Hopkins crossed bone-thin legs and rubbed a hand over his long curving jaw. “Do you remember a General Yevlenko?”

“Yes. Big burly gent. I met him on my trip to the Moscow front.”

“Just so. He’s now Russia’s top dog on Lend-Lease. Admiral Standley thinks you could help a lot in that area. Yevlenko has mentioned you to Standley. Also Alistair Tudsbury’s daughter, who I gather went along on that trip.”

“Yes, she did.”

“Well, you both made quite an impression on him. You know, Pug, your report about the Moscow front last December was a big help. I was a lonely voice around here, maintaining that the Russians would hold. The Army’s intelligence estimate was all wrong. Your paper impressed the President. He thinks you have horse sense, which is always in short supply around these parts.”

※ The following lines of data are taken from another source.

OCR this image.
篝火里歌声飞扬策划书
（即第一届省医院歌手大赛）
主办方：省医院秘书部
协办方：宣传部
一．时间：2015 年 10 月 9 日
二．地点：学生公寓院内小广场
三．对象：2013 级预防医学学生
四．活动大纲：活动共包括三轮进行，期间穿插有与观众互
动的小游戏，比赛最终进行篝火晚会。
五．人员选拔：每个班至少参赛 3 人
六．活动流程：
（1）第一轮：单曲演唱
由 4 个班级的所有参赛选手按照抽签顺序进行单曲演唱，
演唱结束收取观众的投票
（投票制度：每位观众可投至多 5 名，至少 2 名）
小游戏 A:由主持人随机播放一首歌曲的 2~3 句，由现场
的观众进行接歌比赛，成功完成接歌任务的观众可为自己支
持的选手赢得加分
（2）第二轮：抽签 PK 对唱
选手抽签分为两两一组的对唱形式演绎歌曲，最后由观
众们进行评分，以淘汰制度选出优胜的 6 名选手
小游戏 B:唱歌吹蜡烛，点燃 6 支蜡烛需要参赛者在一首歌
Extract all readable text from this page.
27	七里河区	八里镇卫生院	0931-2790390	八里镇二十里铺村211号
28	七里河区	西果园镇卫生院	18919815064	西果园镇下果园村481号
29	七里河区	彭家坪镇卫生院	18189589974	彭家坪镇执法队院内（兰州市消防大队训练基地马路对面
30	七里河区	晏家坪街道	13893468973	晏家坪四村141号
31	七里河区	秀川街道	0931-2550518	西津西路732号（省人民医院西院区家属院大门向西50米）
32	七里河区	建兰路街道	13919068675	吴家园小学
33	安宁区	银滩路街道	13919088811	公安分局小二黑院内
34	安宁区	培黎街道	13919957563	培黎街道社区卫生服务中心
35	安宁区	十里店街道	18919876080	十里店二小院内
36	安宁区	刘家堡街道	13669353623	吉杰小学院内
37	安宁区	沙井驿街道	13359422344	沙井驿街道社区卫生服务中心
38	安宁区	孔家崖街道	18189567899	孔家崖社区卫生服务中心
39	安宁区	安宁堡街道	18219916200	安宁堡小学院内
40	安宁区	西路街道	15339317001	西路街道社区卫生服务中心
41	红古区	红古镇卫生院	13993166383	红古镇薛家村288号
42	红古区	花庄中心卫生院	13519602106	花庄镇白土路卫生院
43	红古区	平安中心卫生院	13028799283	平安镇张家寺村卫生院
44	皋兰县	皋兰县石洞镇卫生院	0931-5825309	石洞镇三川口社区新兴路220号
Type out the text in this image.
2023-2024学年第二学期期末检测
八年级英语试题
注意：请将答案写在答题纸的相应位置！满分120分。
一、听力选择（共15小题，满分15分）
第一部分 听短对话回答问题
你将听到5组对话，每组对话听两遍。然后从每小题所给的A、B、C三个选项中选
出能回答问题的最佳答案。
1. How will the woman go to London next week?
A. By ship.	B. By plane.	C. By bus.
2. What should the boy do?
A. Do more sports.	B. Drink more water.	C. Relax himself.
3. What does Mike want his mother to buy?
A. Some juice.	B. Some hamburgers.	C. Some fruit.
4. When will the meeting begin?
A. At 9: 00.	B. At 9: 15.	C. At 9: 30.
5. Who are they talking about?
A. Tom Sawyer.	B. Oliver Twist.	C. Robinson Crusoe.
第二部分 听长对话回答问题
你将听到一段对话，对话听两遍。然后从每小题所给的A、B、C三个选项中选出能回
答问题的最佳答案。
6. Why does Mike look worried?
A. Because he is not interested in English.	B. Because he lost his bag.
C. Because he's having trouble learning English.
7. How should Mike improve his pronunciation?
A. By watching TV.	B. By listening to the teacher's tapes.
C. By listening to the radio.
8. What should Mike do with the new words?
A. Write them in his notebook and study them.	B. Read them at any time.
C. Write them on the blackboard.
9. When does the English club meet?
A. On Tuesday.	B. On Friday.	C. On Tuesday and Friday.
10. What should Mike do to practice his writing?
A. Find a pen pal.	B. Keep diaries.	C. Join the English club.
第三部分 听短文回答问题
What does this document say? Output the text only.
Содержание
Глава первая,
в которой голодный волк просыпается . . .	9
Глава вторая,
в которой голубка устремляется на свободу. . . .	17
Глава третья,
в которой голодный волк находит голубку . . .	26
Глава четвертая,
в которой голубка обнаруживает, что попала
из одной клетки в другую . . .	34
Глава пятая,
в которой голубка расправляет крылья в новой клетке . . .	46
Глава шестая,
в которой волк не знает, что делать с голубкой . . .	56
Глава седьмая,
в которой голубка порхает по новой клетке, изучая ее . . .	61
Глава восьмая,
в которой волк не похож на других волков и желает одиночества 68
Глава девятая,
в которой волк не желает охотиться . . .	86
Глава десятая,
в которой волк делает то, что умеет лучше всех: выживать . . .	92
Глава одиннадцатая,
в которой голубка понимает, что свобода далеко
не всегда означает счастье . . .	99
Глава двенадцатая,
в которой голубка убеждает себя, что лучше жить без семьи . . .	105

“I thought I’d queered myself by my gratuitous letter about the Minsk Jews.”

“Not at all.” Hopkins casually waved away Pug’s words. “Between you and me, Pug, the whole Jewish situation is a fearsome headache. The President has to keep dodging delegations of rabbis. The State Department tries to deflect them, but some do get through. It’s all terribly pitiful, but what
can he tell them? They just go over and over the same depressing ground. Invading France and breaking up that insane Nazi system is the only way to keep faith with the Russians, save the Jews, and end this damned war. And the key to
that
is landing craft, my friend.” Hopkins leaned back on the couch with a shrewd look at Pug.

Trying to stave off that tricky topic, Pug asked, “Sir, why don’t we take in a lot more refugees?”

“Modify the immigration laws, you mean,” Hopkins replied briskly. “That’s a tough one.” He picked a blue book off a side table, and handed it to Pug. The title was
America’s Ju-Deal.
“Ever see this?”

“No, sir.” Pug made a disgusted face and dropped it. “Nazi propaganda?”

“Possibly. The FBI says it’s been widely circulated for years. It came in the mail, and should have gone into the wastebasket, but it reached my desk, and Louise saw it. It sickened her. My wife and I get a flood of hate mail, Pug. Half of it in various filthy ways calls us Jews, which would be funny if it weren’t tragic. It’s hit a peak since the Baruch dinner.”